Petition for the Appointment of a Liquidator

A creditor, who is owed more than £750 (England) or £1,500 (Scotland), once they have established apparent insolvency, can petition the court for the appointment of a Liquidator. This is also called a ‘winding up’ petition. If successful, the company will stop doing business and employing people. When you liquidate a company, its assets are used to pay off its debts, but in terms of a prescribed ranking. As most creditors are unsecured, they are last to be paid and quite often receive little or no dividend.

The liquidator acts in the interest of the creditors not the directors.

Obtaining apparent insolvency in England is done by providing evidence to the court that you’re owed this money by the company and the sums due can not be paid

Evidence can be either:

  • a certificate of personal service or substituted service to confirm that you gave a statutory demand (a request for payment) to the company.
  • a bailiff’s statement showing that the bailiff couldn’t recover enough assets to pay the debt (in cases where you got a court judgment.

In Scotland apparent insolvency is obtained on expiry of;

  • A Charge of Payment of Money
  • Shortened Demand
  • Statutory Demand

In England the Petition is lodged together with court fees and a petition deposit.

In Scotland the winding-up petition goes to:

  • the relevant Sheriff Court (provided the company's share capital does not exceed £120,000 and the company's registered office has been in the Sheriff Court's jurisdiction for the majority of the previous 12 months).
  • the Court of Session (provided the company's share capital exceeds £120,000).

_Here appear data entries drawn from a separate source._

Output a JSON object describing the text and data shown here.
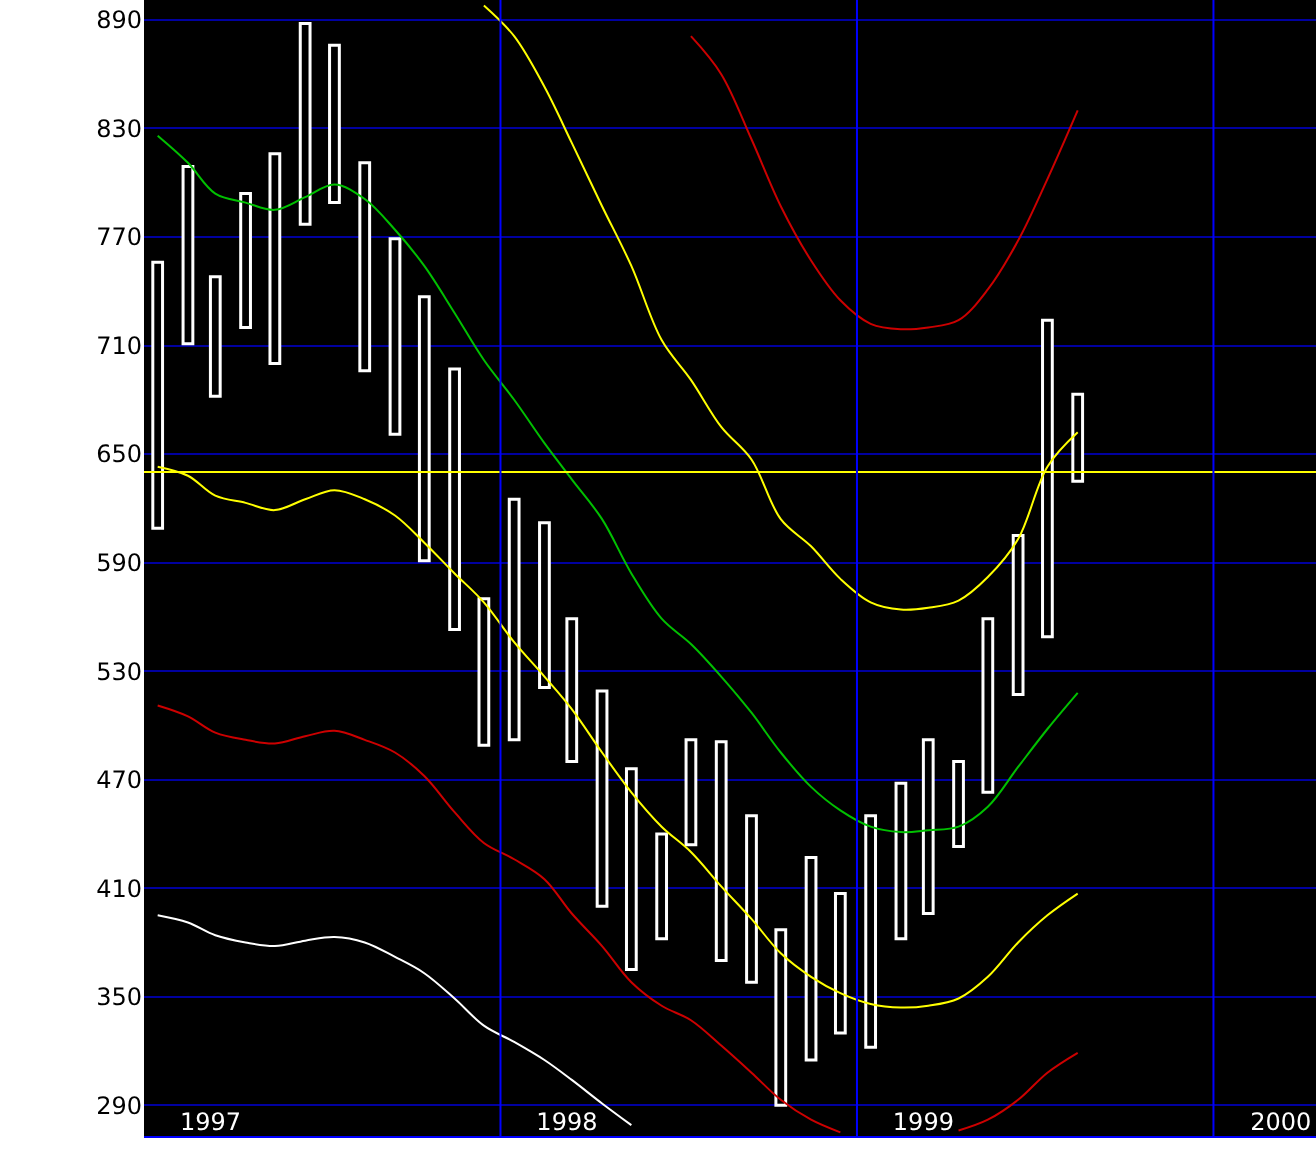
{
  "chart_data": {
    "type": "bar",
    "x": [
      "1997-01-15",
      "1997-02-15",
      "1997-03-15",
      "1997-04-15",
      "1997-05-15",
      "1997-06-15",
      "1997-07-15",
      "1997-08-15",
      "1997-09-15",
      "1997-10-15",
      "1997-11-15",
      "1997-12-15",
      "1998-01-15",
      "1998-02-15",
      "1998-03-15",
      "1998-04-15",
      "1998-05-15",
      "1998-06-15",
      "1998-07-15",
      "1998-08-15",
      "1998-09-15",
      "1998-10-15",
      "1998-11-15",
      "1998-12-15",
      "1999-01-15",
      "1999-02-15",
      "1999-03-15",
      "1999-04-15",
      "1999-05-15",
      "1999-06-15",
      "1999-07-15",
      "1999-08-15"
    ],
    "series": [
      {
        "color": "#ffffff",
        "base": [
          609,
          711,
          682,
          720,
          700,
          777,
          789,
          696,
          661,
          591,
          553,
          489,
          492,
          521,
          480,
          400,
          365,
          382,
          434,
          370,
          358,
          290,
          315,
          330,
          322,
          382,
          396,
          433,
          463,
          517,
          549,
          635
        ],
        "values": [
          147,
          98,
          66,
          74,
          116,
          111,
          87,
          115,
          108,
          146,
          144,
          81,
          133,
          91,
          79,
          119,
          111,
          58,
          58,
          121,
          92,
          97,
          112,
          77,
          128,
          86,
          96,
          47,
          96,
          88,
          175,
          48
        ]
      },
      {
        "type": "line",
        "color": "#cc0000",
        "values": [
          null,
          null,
          null,
          null,
          null,
          null,
          null,
          null,
          null,
          null,
          null,
          null,
          null,
          null,
          null,
          null,
          null,
          null,
          881,
          860,
          824,
          787,
          757,
          735,
          722,
          719,
          720,
          724,
          741,
          768,
          802,
          840
        ]
      },
      {
        "type": "line",
        "color": "#ffff00",
        "values": [
          null,
          null,
          null,
          null,
          null,
          null,
          null,
          null,
          null,
          null,
          null,
          898,
          881,
          853,
          822,
          787,
          754,
          713,
          691,
          665,
          647,
          614,
          599,
          581,
          568,
          564,
          565,
          569,
          582,
          603,
          643,
          662
        ]
      },
      {
        "type": "line",
        "color": "#00c000",
        "values": [
          826,
          811,
          794,
          789,
          785,
          792,
          799,
          791,
          774,
          754,
          728,
          702,
          680,
          656,
          636,
          614,
          584,
          559,
          545,
          527,
          507,
          485,
          466,
          453,
          444,
          441,
          442,
          444,
          455,
          477,
          498,
          518
        ]
      },
      {
        "type": "line",
        "color": "#ffff00",
        "values": [
          643,
          638,
          627,
          623,
          619,
          625,
          630,
          625,
          616,
          601,
          584,
          568,
          546,
          527,
          509,
          485,
          463,
          444,
          430,
          411,
          393,
          374,
          361,
          352,
          346,
          344,
          345,
          349,
          361,
          380,
          395,
          407
        ]
      },
      {
        "type": "line",
        "color": "#cc0000",
        "values": [
          511,
          505,
          496,
          492,
          490,
          494,
          497,
          492,
          485,
          472,
          452,
          435,
          426,
          415,
          396,
          378,
          358,
          345,
          337,
          323,
          308,
          293,
          282,
          275,
          null,
          null,
          null,
          276,
          282,
          293,
          308,
          319
        ]
      },
      {
        "type": "line",
        "color": "#ffffff",
        "values": [
          395,
          391,
          384,
          380,
          378,
          381,
          383,
          380,
          372,
          363,
          349,
          334,
          325,
          315,
          304,
          291,
          279,
          null,
          null,
          null,
          null,
          null,
          null,
          null,
          null,
          null,
          null,
          null,
          null,
          null,
          null,
          null
        ]
      }
    ],
    "xlim": [
      "1997-01",
      "2000-04-15"
    ],
    "xticks": [
      {
        "value": "1997-03-10",
        "label": "1997"
      },
      {
        "value": "1998-03-10",
        "label": "1998"
      },
      {
        "value": "1999-03-10",
        "label": "1999"
      },
      {
        "value": "2000-03-10",
        "label": "2000"
      }
    ],
    "ylim": [
      273,
      901
    ],
    "yticks": [
      290,
      350,
      410,
      470,
      530,
      590,
      650,
      710,
      770,
      830,
      890
    ],
    "ref_lines": [
      {
        "axis": "y",
        "value": 640,
        "color": "#ffff00"
      },
      {
        "axis": "x",
        "value": "1998-01-01",
        "color": "#0000ff"
      },
      {
        "axis": "x",
        "value": "1999-01-01",
        "color": "#0000ff"
      },
      {
        "axis": "x",
        "value": "2000-01-01",
        "color": "#0000ff"
      }
    ],
    "grid": "y"
  }
}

In all cases the petition must be served on the company at their registered office and advertised in the Gazette and newspapers, as directed by the court. The debtor company may lodge answers and try to defend the petition, including claiming the sums are not due.

Creditor may seek the appointment of an interim liquidator, or a provisional liquidator but may have to show there is a risk of flight, unfair preference or disposal of assets. Such appointments are not guaranteed.

As soon as the liquidator is appointed, they’ll take control of the business. They will:

  • settle any legal disputes or outstanding contracts.
  • sell off the company’s assets and use any money to pay creditors.
  • recovery monies due to the company.
  • meet deadlines for paperwork and keep authorities informed.
  • pay liquidation costs and the final VAT bill.
  • bring together people owed money (creditors) and hold meetings where necessary.
  • decide which creditors should be paid first in terms of rankings.
  • interview the directors and report on what went wrong in the business.
  • get the company removed from the companies register.